The seats are assigned. People have been standing in line for 15 minutes now. Why on earth would anyone want to stand there, when they could just sit and wait until the line clears?
I understand wanting to get off a plane ASAP, but boarding? You just end up sitting on the plane, waiting for everyone else to get on.
And methods have been worked out to load passengers smoothly and efficiently. Alternate sides, every other row, if I recall correctly, leaves plenty of space and time. But nobody uses this.
these methods don’t account for all the variables that reality has. People across all boarding groups will be late, there will be people that need assistance from flight attendants, there will be people who want to switch seats to be near their family, there will be people who can’t sit in the exit row, there will be people who need to use the rest room, there will be people who’ve never been on a plane before.
There is no great, full proof way to handle it because people are unpredictable
“The plane is here, everyone get on” (random order) is actually faster than the method they use now, so it wouldn’t take some complex system to increase speeds.

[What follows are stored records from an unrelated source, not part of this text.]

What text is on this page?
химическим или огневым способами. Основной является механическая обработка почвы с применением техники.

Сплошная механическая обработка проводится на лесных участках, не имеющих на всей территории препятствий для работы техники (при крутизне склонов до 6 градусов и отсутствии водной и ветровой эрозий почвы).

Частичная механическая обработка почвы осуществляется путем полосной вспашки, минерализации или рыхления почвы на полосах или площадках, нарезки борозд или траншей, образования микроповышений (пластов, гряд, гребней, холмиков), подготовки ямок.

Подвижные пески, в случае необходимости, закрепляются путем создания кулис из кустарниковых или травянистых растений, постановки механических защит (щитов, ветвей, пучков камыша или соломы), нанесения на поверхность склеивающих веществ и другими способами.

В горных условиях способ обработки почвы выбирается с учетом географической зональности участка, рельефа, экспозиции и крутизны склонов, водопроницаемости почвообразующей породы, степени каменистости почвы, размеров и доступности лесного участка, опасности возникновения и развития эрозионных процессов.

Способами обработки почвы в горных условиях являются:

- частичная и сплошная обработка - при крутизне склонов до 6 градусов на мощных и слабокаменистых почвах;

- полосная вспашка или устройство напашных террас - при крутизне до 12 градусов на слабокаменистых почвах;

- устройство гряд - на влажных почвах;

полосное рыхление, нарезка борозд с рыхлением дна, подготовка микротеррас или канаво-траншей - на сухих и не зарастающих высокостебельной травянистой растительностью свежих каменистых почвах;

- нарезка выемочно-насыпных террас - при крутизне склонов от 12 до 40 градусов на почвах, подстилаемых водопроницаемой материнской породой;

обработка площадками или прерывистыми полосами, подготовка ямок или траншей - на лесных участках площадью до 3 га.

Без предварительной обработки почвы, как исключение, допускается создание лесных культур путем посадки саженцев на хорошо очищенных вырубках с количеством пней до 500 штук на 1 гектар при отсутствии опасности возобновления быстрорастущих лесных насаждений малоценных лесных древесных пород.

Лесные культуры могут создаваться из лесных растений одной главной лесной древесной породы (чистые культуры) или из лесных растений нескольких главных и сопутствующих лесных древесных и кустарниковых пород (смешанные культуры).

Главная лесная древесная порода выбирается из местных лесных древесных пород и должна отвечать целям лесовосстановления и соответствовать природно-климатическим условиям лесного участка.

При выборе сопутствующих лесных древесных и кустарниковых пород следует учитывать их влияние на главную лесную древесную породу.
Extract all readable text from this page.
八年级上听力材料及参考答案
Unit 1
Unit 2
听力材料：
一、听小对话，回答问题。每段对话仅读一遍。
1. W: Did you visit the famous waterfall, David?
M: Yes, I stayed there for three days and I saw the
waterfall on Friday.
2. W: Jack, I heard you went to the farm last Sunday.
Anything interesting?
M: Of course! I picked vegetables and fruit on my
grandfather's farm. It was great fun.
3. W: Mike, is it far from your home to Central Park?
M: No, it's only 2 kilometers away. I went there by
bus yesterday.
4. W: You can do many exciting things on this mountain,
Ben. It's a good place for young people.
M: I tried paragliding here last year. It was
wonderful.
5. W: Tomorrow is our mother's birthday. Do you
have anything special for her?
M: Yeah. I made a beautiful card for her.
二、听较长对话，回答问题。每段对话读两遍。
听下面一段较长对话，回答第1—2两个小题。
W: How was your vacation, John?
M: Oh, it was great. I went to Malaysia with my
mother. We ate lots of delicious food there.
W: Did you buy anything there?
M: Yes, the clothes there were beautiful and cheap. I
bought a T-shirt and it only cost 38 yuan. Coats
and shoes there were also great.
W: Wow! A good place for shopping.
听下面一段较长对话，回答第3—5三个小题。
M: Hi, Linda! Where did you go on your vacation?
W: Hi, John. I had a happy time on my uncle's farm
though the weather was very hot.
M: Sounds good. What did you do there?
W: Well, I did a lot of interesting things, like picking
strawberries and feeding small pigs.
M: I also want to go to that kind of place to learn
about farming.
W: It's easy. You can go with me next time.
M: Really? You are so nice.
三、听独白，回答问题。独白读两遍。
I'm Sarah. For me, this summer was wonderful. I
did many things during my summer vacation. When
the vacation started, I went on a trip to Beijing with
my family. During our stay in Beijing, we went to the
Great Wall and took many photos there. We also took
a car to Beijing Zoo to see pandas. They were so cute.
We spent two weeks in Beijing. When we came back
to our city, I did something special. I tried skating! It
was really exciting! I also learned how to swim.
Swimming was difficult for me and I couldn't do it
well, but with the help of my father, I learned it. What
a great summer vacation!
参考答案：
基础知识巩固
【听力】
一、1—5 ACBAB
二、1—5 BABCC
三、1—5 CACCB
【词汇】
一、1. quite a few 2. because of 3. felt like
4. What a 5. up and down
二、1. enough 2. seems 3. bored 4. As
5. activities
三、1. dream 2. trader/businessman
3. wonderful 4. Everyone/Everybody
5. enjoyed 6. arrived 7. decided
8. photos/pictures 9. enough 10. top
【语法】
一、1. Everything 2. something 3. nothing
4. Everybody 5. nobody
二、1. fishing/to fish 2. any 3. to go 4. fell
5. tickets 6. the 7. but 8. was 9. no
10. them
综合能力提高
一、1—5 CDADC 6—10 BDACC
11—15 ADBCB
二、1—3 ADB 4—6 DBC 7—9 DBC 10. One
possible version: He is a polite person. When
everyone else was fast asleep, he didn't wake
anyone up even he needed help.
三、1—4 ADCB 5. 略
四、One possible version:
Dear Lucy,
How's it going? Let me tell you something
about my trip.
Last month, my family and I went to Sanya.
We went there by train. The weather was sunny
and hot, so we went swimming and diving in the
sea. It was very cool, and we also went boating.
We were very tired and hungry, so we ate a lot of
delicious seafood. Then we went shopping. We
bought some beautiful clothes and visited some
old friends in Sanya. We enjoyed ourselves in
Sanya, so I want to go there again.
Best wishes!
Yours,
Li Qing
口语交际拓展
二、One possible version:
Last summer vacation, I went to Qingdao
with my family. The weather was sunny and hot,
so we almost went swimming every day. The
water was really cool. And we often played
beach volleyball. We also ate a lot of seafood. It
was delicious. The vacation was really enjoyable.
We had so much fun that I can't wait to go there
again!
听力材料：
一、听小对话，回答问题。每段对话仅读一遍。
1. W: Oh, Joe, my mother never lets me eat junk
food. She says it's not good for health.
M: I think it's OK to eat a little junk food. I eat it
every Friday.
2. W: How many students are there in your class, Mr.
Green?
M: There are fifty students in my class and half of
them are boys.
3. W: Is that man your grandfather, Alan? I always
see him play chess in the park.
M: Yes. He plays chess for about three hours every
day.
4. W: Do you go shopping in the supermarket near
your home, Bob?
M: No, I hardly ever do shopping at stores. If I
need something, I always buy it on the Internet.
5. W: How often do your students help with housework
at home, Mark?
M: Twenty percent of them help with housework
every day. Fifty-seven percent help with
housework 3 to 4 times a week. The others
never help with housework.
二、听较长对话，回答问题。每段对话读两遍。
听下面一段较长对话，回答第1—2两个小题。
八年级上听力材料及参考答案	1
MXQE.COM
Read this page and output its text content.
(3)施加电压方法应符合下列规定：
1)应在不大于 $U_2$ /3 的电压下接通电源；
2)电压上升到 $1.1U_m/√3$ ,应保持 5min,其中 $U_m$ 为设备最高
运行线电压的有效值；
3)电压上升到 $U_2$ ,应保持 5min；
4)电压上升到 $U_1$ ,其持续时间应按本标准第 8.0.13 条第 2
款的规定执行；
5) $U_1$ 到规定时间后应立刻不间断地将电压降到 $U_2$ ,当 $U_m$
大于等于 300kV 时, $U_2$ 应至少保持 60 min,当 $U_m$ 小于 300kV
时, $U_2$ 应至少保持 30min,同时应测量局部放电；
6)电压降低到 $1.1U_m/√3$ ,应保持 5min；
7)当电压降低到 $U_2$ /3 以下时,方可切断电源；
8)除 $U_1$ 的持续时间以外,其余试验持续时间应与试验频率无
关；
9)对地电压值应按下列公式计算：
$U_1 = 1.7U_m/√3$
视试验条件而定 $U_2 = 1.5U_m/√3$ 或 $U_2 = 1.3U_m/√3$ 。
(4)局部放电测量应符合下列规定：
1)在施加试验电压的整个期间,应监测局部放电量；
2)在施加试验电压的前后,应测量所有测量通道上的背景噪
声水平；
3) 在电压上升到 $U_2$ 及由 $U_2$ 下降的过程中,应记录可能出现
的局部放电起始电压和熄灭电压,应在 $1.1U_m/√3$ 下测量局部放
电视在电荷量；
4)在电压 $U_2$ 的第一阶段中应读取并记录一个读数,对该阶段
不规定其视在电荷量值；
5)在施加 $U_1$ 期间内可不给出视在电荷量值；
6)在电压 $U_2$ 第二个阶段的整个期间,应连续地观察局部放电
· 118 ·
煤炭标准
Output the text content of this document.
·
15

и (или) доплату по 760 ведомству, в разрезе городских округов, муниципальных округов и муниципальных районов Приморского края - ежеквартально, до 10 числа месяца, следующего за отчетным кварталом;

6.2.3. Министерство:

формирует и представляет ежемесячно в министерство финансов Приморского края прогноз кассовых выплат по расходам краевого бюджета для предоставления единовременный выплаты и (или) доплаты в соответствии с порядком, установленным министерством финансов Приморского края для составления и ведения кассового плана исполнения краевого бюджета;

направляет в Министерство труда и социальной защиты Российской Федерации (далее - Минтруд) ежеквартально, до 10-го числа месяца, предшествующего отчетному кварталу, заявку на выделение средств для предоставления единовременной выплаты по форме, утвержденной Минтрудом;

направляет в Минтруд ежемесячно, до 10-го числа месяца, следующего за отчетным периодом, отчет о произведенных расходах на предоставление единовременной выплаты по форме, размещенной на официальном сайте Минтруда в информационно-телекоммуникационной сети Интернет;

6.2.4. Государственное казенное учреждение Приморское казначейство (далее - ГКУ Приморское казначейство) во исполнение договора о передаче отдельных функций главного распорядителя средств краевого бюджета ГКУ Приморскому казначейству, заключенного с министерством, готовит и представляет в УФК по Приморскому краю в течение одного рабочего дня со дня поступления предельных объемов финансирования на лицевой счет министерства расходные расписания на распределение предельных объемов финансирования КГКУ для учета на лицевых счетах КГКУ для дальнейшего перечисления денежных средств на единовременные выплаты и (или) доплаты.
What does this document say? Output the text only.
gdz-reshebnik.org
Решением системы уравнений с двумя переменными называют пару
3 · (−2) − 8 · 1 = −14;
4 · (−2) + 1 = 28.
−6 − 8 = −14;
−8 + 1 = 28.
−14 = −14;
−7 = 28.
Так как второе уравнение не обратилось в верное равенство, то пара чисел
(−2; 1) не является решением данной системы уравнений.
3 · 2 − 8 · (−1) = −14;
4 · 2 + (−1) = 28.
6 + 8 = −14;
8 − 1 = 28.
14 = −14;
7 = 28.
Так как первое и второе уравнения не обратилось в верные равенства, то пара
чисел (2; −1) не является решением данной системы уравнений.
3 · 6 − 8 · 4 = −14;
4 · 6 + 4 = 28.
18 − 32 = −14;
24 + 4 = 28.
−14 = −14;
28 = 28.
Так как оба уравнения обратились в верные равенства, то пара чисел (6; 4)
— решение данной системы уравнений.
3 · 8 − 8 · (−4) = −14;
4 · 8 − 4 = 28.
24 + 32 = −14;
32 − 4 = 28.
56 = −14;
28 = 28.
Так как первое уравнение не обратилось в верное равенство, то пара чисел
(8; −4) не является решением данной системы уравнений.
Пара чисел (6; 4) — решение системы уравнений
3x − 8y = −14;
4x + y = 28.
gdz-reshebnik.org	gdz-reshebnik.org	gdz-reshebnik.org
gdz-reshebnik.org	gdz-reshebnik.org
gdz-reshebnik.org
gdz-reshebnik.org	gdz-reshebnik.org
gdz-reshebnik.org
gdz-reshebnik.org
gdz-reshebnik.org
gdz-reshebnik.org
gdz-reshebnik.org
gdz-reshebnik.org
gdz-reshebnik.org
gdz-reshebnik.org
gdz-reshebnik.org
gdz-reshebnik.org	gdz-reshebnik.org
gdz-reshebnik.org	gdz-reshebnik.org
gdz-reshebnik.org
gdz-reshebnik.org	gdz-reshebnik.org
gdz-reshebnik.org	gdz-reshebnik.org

That’s essentially what Southwest Airlines does. No assigned seats, just a boarding group and number for “controlled” self-service boarding.
Too bad you end up in a Southwest plane after all that. I flew them once, in the extra room seat (I’m a tall bastard) and there has apparently been 600 lb life people using the seat before, it was like sitting on an old wicker chair that had blown out.
One of the worst flights I’ve had.
It’s a practical, demonstrative example of scarcity. It causes people to act internally rational, even though there are far more efficient methods.
No the most recent conclusion is random works best if the participants are “normal”. Any strategy about this seat or that row first requires trained participants to maximize that effort.